Obviously, if you help the sales sector enough, it should help the rental sector, but we’re not at that stage yet.


Pat Davitt

CEO of the Institute of Professional Auctioneers and Valuers (IPAV)

Price inflation to slow – I can’t see the market rising hugely in and around the Dublin areas. I can see some areas increasing but the days of 10pc and 12pc and 15pc are gone for the moment. I’d say under 5pc in Dublin. Countrywide, some areas will play catch-up [on prices] — probably Portlaoise, Roscommon, Leitrim, Sligo, a lot of them will still be playing catch-up. But the regional cities — Cork, Galway, and Limerick — I don’t think will be playing catch-up.

The commuter belt to grow – I think the drift of the commuter belt will continue, there’s no doubt about that. Properties near commuter lines will be popular.

Uncertainty will hit the market – We’ll be talking Brexit whether we like it or not. In the Border areas, people are talking about a lack of confidence because of Brexit. I think the market is slowing down around the Border. A lot of people figured in the beginning that the market was going to be much better because a lot of people in England were going to come to Ireland to buy properties, and maybe that is still the case, but we don’t hear about it. It hasn’t materialised yet anyway.


Michael Dowling

Managing director, Dowling Financial

No interest rate surprises – I don’t expect interest rates to rise in 2019 but borrowers should be aware that interest rates will start increasing from 2020 onwards. There are very attractive fixed rates currently available with five-year fixed rates of 2.6pc and 10-year fixed rates of 3.05pc available.

Legacy issues will need to be addressed – As an economy we have fundamentally addressed the debts of corporations, limited companies and commercial debt. However, we still have 28,000 family home mortgages more than two years in arrears, with €2.5bn of arrears due. We have 13,000 buy-to-let mortgages more than two years in arrears, with €1.9bn of arrears due, so we are a long way away from addressing legacy issues.

Mortgage market on the up – 2018 has proved to be another good year in terms of the continued growth of the mortgage market, up by 20pc to €8.7bn. The growth is driven by the increased supply of new homes, more first-time buyers, and more people switching mortgage for a cheaper rate, accounting for about 10pc of the market.
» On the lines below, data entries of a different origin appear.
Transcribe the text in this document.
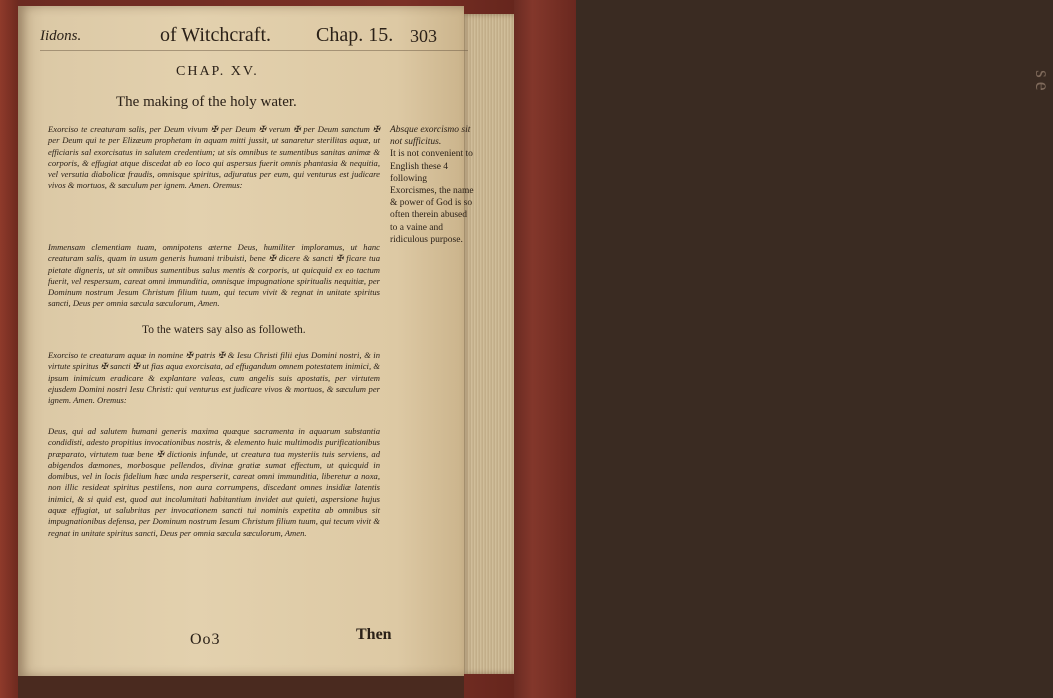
se
Iidons.	of Witchcraft. Chap. 15. 303
CHAP. XV.
The making of the holy water.
Exorciso te creaturam salis, per Deum vivum ✠ per Deum ✠ verum ✠ per Deum sanctum ✠ per Deum qui te per Elizæum prophetam in aquam mitti jussit, ut sanaretur sterilitas aquæ, ut efficiaris sal exorcisatus in salutem credentium; ut sis omnibus te sumentibus sanitas animæ & corporis, & effugiat atque discedat ab eo loco qui aspersus fuerit omnis phantasia & nequitia, vel versutia diabolicæ fraudis, omnisque spiritus, adjuratus per eum, qui venturus est judicare vivos & mortuos, & sæculum per ignem. Amen. Oremus:
Absque exorcismo sit not sufficitus.
It is not convenient to English these 4 following Exorcismes, the name & power of God is so often therein abused to a vaine and ridiculous purpose.
Immensam clementiam tuam, omnipotens æterne Deus, humiliter imploramus, ut hanc creaturam salis, quam in usum generis humani tribuisti, bene ✠ dicere & sancti ✠ ficare tua pietate digneris, ut sit omnibus sumentibus salus mentis & corporis, ut quicquid ex eo tactum fuerit, vel respersum, careat omni immunditia, omnisque impugnatione spiritualis nequitiæ, per Dominum nostrum Jesum Christum filium tuum, qui tecum vivit & regnat in unitate spiritus sancti, Deus per omnia sæcula sæculorum, Amen.
To the waters say also as followeth.
Exorciso te creaturam aquæ in nomine ✠ patris ✠ & Iesu Christi filii ejus Domini nostri, & in virtute spiritus ✠ sancti ✠ ut fias aqua exorcisata, ad effugandum omnem potestatem inimici, & ipsum inimicum eradicare & explantare valeas, cum angelis suis apostatis, per virtutem ejusdem Domini nostri Iesu Christi: qui venturus est judicare vivos & mortuos, & sæculum per ignem. Amen. Oremus:
Deus, qui ad salutem humani generis maxima quæque sacramenta in aquarum substantia condidisti, adesto propitius invocationibus nostris, & elemento huic multimodis purificationibus præparato, virtutem tuæ bene ✠ dictionis infunde, ut creatura tua mysteriis tuis serviens, ad abigendos dæmones, morbosque pellendos, divinæ gratiæ sumat effectum, ut quicquid in domibus, vel in locis fidelium hæc unda resperserit, careat omni immunditia, liberetur a noxa, non illic resideat spiritus pestilens, non aura corrumpens, discedant omnes insidiæ latentis inimici, & si quid est, quod aut incolumitati habitantium invidet aut quieti, aspersione hujus aquæ effugiat, ut salubritas per invocationem sancti tui nominis expetita ab omnibus sit impugnationibus defensa, per Dominum nostrum Iesum Christum filium tuum, qui tecum vivit & regnat in unitate spiritus sancti, Deus per omnia sæcula sæculorum, Amen.
Oo3	Then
The expectation is for continued growth in 2019 by 17pc to €10.2bn.


Mel Reynolds

Housing policy analyst and architect

The Brexit effect – I think next year is going to be very uncertain — that in itself will have a dampening effect.

Alternative land uses will divert from housing – Site values are getting there in terms of viability but, given the fact that you can develop something far more lucrative on the same site, with the same zoning, it blows it out of the water. So we’ll probably see more student housing, hotels or high-end luxury apartments in town.

Supply will fall – We’ll see probably a levelling or fall-off of output. I think the projections of 25,000 houses next year are wildly optimistic. I think we’re not going to hit 20,000 this year, and the thing we’ll see next year is the fact that apartment developments will have stalled.

Rents to keep rising – Rental demand is going to continue to grind upwards as I can’t see any demand change, and we’ve a big amount of arrears coming down the tracks at the start of next year which will lead to vacancy. Given the very low level of sales that we have, particularly in Dublin, and the demand that’s there, I can’t see [house] prices falling significantly, but they might level off, certainly at the upper end.